Ginny’s character may not have come with a working template — both in the sense that the show’s writers do not have a real-life example to imitate and the fact that Ginny herself does not have the benefit of a prescribed role on the team and in the media — but the same cannot be said for her teammates. With a sport as sentimental and downright weird as baseball, plenty of TV shows and movies have been made before, and in many ways Pitch treads well-worn ground: Take Al Luongo (Dan Lauria), the crusty, old-school manager whom the owners want gone, or Mike Lawson (Mark-Paul Gosselaar), the veteran catcher with bad knees who isn’t quite ready to walk away from the big show. Even Ginny’s father (Michael Beach), a failed ballplayer who wants his daughter to succeed even more than she does, feels like someone we’ve met before.

But with a female lead, these familiar characters get to surprise us. Luongo apologizes after making sexist remarks in a press conference, and we actually believe him. When Lawson smacks Ginny’s ass within the first two minutes of meeting her, we’re certain he’s a douche — and even when he explains that he’s an equal-opportunity ass-slapper, we aren’t inclined to trust him. Still, somehow it feels totally natural when he comes to respect Ginny’s work ethic and becomes her biggest ally.

Then there’s Ginny’s father, who died in a car accident before she went pro. He appears through flashbacks or as a sort of ghostly guardian watching over her from the stands, pushing her to try harder (sometimes too hard). His character is too single-minded to be inspiring, though, especially when we learn that Ginny has sacrificed friendships and relationships to get where she is, making her prone to anger and isolation. It’s not yet clear where the line exists between honoring her father’s memory and living her own dreams — and perhaps Ginny herself does not know.

It’s this consistent sense of uncertainty that drives the show’s drama.
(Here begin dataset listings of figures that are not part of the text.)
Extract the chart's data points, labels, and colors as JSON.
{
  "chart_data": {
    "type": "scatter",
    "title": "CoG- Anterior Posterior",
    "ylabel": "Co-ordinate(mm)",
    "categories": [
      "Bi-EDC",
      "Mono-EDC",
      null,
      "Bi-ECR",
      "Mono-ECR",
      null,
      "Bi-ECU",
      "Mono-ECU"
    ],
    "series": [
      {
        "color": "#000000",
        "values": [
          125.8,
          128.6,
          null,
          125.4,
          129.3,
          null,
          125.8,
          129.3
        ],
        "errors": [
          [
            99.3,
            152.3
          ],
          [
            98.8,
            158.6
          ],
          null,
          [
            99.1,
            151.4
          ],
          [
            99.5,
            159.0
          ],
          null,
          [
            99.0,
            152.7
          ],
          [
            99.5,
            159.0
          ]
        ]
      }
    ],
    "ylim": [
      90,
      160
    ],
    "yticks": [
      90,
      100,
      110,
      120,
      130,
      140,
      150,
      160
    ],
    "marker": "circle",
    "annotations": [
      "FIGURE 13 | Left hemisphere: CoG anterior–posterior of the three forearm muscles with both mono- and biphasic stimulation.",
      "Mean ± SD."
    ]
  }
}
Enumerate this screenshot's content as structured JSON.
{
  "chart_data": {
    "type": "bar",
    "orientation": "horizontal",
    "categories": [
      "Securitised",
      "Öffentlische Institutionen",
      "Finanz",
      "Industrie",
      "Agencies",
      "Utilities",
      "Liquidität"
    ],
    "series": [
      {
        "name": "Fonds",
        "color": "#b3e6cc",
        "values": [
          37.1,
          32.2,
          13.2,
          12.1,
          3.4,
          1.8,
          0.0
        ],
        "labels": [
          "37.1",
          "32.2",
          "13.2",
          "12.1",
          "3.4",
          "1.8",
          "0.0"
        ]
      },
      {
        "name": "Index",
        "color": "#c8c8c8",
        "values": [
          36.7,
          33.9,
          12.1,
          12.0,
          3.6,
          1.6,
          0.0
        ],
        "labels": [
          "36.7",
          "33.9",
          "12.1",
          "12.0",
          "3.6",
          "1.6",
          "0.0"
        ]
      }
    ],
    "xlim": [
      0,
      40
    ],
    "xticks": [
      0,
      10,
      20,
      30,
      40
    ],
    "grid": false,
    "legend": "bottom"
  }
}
The tenuous nature of everyone’s position on the team will feel true to baseball fans — as will cameos by actual MLB players, such as leading All-Star Game vote-getter and 2015 World Series MVP Salvador Pérez, catcher for the Kansas City Royals, who hits a home run off Ginny in a key at-bat.

For the most part, though, the baseball action itself is lacking, an afterthought to the relationships and careers at stake. Pitch is more concerned with the drama that takes place behind the scenes and the unfair burden and incredible opportunity of being a trailblazer in a sport so closely intertwined with America’s mythology of itself.

And really, that’s not a bad thing. Ginny’s fledgling career has been, at times, less than stellar — but we are invested in her story not because she’s a woman but because she is a gifted athlete trying to succeed against the odds. This alone makes the show worth watching: Even if we don’t believe that a 120-pound woman could succeed in the MLB, Ginny makes us want to.